Soyez attentif aux indicateurs de la chute de votre entreprise. L’Américain Jim Collins, qui étudie les causes du déclin d’entreprises en apparence solides, identifie cinq étapes. En un, l’arrogance née de la réussite (hubris, chez les Grecs anciens) : l’organisation ne perçoit pas les risques qui la guettent et le monde qui change. En deux, la quête indisciplinée du «toujours plus» : la croissance absorbe les ressources et détourne du métier principal. En trois, le déni du danger. En quatre, le salut à tout prix par le recrutement d’un patron externe qui réorganise de fond en comble ou réalise une acquisition transformante — deux solutions souvent inefficaces ou suicidaires. Enfin, en cinq, la capitulation : l’entreprise devient insignifiante ou suicidaire. «Il suffit d’examiner quelques indicateurs clés pour évaluer la santé de votre entreprise, analyse Joëlle Planche-Ryan. Commencez par les indicateurs humains, les plus significatifs et faciles à observer.» Exemple : le top-management gère-t-il convenablement le risque ? Le turnover est-il égal ou plus faible que la moyenne du secteur ? Analysez la stratégie de l’entreprise. Est-elle claire ? Existe-t-il des signes avant-coureurs d’une fusion ou d’une acquisition ? L’entreprise prévoit-elle une fermeture, une cession, une acquisition ou une délocalisation ?

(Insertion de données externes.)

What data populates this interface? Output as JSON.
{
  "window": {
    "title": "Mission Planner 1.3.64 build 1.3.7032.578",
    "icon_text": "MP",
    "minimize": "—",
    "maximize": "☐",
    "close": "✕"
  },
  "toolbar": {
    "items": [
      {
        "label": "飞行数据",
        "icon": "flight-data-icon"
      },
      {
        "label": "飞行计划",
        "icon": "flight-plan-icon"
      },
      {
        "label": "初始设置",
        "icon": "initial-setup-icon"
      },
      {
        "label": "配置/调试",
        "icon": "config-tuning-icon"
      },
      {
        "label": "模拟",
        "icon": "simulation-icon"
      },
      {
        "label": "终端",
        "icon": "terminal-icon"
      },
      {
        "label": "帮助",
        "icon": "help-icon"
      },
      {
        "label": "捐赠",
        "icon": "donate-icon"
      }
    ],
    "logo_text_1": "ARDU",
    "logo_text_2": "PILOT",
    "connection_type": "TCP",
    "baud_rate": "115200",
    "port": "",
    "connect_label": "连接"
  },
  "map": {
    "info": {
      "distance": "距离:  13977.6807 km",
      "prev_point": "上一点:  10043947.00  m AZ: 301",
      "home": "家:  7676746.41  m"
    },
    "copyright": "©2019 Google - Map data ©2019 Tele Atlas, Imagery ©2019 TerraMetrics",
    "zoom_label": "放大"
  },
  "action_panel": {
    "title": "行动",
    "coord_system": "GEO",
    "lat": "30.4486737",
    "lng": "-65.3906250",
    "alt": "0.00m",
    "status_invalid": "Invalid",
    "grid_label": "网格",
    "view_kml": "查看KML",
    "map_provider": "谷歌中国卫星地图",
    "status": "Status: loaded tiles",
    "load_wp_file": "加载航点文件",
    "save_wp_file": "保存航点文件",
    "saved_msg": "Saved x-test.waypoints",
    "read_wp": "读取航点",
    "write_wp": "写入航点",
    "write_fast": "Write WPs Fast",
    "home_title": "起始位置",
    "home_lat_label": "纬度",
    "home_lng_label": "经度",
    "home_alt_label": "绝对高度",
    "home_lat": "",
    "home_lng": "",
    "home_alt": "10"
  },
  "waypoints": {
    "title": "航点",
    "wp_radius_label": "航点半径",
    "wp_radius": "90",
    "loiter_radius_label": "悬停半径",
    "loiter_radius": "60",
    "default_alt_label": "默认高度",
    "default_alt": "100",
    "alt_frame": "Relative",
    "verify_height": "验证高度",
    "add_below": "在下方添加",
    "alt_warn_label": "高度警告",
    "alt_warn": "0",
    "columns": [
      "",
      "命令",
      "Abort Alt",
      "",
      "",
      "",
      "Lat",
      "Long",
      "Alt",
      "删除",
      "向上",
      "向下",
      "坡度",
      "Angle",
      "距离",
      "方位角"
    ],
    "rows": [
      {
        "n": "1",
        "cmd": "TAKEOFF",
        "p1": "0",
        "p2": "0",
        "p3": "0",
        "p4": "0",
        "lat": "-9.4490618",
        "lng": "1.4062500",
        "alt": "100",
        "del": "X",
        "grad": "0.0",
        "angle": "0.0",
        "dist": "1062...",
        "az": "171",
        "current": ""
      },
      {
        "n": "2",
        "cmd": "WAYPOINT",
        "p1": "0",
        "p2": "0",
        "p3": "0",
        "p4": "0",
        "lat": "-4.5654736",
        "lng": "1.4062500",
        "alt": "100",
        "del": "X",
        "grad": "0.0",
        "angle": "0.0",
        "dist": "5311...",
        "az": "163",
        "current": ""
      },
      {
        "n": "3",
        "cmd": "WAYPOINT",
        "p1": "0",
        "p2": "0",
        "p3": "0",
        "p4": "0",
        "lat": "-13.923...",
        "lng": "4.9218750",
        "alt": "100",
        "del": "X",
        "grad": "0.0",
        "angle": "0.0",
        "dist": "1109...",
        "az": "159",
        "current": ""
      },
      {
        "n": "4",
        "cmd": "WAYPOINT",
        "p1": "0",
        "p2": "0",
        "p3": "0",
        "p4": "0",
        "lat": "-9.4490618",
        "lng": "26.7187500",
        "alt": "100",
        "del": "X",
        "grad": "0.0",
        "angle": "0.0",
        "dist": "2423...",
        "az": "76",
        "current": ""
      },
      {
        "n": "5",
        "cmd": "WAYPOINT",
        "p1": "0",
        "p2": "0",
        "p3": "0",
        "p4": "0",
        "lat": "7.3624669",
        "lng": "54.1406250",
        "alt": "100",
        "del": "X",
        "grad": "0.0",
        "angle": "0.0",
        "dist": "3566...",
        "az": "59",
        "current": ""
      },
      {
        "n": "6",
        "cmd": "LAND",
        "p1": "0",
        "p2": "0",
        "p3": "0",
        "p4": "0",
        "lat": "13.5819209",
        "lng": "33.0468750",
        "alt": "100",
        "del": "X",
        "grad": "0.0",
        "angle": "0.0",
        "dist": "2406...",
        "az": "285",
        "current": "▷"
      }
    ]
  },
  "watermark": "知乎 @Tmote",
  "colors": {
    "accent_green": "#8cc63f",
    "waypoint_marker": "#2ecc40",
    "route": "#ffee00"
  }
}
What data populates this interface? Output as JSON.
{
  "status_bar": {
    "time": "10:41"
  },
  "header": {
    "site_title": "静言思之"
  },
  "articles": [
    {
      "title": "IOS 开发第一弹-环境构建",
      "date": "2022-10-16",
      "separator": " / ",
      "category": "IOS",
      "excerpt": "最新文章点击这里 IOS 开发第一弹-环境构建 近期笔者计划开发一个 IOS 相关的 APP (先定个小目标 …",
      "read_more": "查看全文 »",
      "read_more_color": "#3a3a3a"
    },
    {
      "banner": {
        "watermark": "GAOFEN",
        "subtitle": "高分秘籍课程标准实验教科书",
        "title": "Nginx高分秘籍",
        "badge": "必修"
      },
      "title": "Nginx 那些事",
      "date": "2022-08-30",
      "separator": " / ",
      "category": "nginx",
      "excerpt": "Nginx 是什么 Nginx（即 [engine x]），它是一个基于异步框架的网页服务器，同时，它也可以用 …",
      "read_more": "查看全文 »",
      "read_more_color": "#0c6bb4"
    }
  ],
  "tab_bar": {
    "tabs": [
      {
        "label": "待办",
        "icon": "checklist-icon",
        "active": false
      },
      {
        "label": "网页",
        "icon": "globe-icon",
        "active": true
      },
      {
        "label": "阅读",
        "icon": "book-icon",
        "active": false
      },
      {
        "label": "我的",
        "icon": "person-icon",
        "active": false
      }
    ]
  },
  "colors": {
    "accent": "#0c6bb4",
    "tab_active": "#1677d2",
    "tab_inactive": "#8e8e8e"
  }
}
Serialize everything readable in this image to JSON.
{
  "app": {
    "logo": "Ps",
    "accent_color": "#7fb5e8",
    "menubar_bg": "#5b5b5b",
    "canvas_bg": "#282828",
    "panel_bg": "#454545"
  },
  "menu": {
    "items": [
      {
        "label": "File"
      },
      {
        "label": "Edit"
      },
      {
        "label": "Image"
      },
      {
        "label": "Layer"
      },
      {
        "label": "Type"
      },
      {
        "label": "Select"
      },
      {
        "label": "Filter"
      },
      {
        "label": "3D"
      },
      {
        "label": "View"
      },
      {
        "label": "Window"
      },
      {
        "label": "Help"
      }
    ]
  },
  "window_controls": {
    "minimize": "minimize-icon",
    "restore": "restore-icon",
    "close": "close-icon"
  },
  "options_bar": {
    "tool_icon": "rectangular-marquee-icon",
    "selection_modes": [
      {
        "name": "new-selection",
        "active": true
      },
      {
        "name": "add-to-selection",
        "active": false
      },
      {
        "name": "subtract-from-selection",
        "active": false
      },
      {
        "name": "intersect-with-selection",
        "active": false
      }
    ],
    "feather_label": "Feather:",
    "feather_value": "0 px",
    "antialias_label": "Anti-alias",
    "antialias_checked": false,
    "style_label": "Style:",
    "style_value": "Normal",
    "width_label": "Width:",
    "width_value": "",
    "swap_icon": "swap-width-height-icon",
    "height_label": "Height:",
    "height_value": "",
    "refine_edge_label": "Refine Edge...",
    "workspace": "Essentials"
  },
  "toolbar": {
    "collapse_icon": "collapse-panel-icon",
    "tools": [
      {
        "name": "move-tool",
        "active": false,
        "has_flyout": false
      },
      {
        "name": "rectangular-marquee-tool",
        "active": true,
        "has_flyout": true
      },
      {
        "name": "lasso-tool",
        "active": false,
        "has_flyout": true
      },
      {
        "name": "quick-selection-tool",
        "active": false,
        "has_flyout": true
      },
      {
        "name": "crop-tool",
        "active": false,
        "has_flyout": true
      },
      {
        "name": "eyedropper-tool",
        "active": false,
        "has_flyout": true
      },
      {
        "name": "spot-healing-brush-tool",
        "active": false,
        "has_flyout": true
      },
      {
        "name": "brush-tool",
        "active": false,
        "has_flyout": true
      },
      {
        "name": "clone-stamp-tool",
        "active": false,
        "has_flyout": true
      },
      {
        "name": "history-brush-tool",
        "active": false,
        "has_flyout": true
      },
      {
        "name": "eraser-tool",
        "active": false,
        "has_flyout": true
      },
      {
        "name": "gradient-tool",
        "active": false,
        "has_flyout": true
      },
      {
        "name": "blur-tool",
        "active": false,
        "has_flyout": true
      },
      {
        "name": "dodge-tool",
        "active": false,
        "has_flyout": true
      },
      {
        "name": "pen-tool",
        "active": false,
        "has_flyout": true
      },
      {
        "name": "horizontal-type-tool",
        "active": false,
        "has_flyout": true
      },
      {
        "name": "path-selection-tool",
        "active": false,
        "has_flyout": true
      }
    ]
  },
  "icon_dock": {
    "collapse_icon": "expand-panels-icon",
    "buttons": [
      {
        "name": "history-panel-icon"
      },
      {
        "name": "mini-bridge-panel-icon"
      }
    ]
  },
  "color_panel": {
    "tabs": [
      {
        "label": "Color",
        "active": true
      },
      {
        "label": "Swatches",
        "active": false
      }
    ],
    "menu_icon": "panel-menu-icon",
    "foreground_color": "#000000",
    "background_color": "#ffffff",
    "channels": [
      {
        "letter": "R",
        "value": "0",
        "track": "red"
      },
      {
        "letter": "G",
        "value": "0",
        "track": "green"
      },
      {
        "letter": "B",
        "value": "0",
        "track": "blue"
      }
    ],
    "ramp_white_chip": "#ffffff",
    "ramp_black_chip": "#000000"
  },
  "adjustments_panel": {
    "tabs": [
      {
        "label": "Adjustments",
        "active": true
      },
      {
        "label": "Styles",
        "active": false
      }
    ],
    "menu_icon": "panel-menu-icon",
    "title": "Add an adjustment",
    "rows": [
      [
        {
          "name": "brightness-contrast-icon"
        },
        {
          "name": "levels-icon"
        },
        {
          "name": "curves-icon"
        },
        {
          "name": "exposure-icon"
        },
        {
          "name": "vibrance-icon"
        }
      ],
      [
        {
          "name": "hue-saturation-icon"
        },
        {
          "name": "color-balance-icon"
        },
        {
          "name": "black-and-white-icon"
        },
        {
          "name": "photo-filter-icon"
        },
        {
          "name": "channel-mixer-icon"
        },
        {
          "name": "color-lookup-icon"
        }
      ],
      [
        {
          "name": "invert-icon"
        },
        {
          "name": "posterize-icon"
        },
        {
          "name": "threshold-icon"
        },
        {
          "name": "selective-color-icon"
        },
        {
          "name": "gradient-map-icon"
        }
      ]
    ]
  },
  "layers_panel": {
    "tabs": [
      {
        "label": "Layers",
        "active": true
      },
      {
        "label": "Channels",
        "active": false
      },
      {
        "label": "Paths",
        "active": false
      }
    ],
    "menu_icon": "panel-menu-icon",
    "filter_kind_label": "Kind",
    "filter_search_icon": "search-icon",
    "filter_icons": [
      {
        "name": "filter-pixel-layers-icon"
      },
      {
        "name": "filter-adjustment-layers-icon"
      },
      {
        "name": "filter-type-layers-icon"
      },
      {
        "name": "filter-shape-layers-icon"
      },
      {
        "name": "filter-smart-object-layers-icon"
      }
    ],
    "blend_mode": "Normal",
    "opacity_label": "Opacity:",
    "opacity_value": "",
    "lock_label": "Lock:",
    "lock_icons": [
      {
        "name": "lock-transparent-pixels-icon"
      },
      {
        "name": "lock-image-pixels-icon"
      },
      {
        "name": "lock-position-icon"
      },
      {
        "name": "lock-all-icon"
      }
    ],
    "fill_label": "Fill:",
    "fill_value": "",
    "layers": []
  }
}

Il importe ensuite d’examiner le business global. Les indicateurs de type «ventes», «profitabilité», «qualité» ou «satisfaction client» sont-ils stables ou croissent-ils ? Épluchez également les indicateurs financiers, les chiffres clés, les bilans annuels et autres documents de référence. «Une dégradation est mauvais signe, indique Joëlle Planche-Ryan, notamment si elle se prolonge et que la stratégie de l’entreprise ne suffit pas à l’expliquer.»
Enfin, examinez la santé du secteur. Est-il en croissance ? Subit-il des bouleversements de fond — mutations technologiques ou sociétales ? Est-il en proie à des regroupements ? Des délocalisations ? Des licenciements massifs ? Selon Joëlle Planche-Ryan, une dégradation de l’environnement d’une entreprise est souvent précédée de signaux d’alerte, aussi minimes soient-ils. «La moitié des professionnels fait l’autruche. Ne vous trompez pas de camp», conclut-elle.

Cet article marque le début d’une série consacrée aux conseils pratiques aux professionnels en activité ou en recherche d’emploi, inspirés du livre «Boostez votre parcours professionnel avec le mind mapping» de Joëlle Planche-Ryan, coach et responsable développement au sein du pôle Carrière d’Arts et Métiers Alumni, et Stéphanie Vasen (Eyrolles, 2014).